Standard care for venous thromboprophylaxis (i.e. not therapeutic) which may include SC dalteparin 5000 IU, SC UFH 5000 IU twice daily, sequential compression devices or graduated compression stockings. 


At the end of the HALO international phase II trial, an international Data Safety Monitoring Board (DSMB) will be presented with by-group efficacy (vasopressor-free days) data in the context of 60-day mortality, and safety (bleeding and transfusion). With these data the DSMB will suggest: a) terminating enrollment for futility (lack of efficacy) or harm, or b) continuing to the phase III trial along with a recommended sample size to detect a clinically relevant difference in 60-day mortality. Patients will be analyzed according to the treatment group to which they are allocated. Analysis will consider potential differential treatment effects by country, baseline mortality rate, time-to-antibiotics, and characteristics of the infection. By-group data will remain blinded to study investigators so that these patients may be included in the HALO international phase III RCT. Our analytic approach provides a rationale to either stop, or to justify further investment in a large international phase III trial.

Duration of study intervention:

Maximum of 5 days (120 hours) or until death or discontinuation of vasopressor agents. All patients will then receive venous thromboprophylaxis according to local practice.

Sample Size:

We will randomize 500 patients. The primary purpose of a phase II trial is to decide whether progressing to a phase III trial is justified.

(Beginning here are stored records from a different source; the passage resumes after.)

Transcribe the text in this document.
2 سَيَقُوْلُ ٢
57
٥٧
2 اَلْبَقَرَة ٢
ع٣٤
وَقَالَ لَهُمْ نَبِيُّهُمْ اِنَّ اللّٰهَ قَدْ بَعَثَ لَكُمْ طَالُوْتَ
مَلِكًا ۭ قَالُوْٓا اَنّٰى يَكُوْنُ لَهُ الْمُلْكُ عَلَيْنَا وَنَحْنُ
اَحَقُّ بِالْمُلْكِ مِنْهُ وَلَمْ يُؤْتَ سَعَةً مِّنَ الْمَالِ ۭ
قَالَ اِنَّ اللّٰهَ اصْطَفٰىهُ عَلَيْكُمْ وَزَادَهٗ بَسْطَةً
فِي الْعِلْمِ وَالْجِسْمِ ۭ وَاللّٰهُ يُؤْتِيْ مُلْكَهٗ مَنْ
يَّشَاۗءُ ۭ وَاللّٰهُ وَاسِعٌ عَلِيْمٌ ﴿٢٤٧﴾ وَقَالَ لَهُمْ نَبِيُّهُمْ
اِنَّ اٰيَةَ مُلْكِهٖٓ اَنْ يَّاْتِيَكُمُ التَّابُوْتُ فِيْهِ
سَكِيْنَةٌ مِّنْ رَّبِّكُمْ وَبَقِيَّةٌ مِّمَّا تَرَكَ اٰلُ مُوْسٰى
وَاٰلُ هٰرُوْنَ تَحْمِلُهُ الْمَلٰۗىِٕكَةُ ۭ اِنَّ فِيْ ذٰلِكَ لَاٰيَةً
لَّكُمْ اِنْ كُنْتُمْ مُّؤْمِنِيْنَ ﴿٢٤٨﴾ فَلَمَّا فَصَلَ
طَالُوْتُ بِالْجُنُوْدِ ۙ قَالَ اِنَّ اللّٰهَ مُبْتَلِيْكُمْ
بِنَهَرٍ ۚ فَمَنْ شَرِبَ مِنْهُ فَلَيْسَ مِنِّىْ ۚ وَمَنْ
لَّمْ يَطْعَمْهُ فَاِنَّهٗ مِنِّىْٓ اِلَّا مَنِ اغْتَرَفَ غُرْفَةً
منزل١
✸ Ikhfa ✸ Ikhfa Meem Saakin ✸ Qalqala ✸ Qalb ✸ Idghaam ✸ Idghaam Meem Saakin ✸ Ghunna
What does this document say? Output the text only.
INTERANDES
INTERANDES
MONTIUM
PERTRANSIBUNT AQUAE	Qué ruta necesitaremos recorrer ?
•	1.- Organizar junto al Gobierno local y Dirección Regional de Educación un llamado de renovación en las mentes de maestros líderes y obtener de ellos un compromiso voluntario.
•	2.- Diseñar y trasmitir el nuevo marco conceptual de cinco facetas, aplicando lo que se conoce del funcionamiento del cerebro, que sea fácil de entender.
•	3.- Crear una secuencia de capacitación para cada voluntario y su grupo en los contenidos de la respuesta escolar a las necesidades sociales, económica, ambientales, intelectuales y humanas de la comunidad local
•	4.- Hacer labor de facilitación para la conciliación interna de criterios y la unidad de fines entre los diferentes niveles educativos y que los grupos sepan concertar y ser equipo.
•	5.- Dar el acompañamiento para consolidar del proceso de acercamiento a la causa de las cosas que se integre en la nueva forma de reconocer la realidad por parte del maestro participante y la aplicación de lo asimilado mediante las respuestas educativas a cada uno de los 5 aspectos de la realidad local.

Interpretation of potential results:

All aspects of the HALO research program, including the international phase II RCT, have integrated core components of the knowledge-to-action cycle to facilitate incorporation of new evidence and ensure widespread uptake of new knowledge.


In the context of staggered site start up, we anticipate completing the trial within 3 years, allowing for 3 months to complete the final outcome assessment, data verification, and data analysis.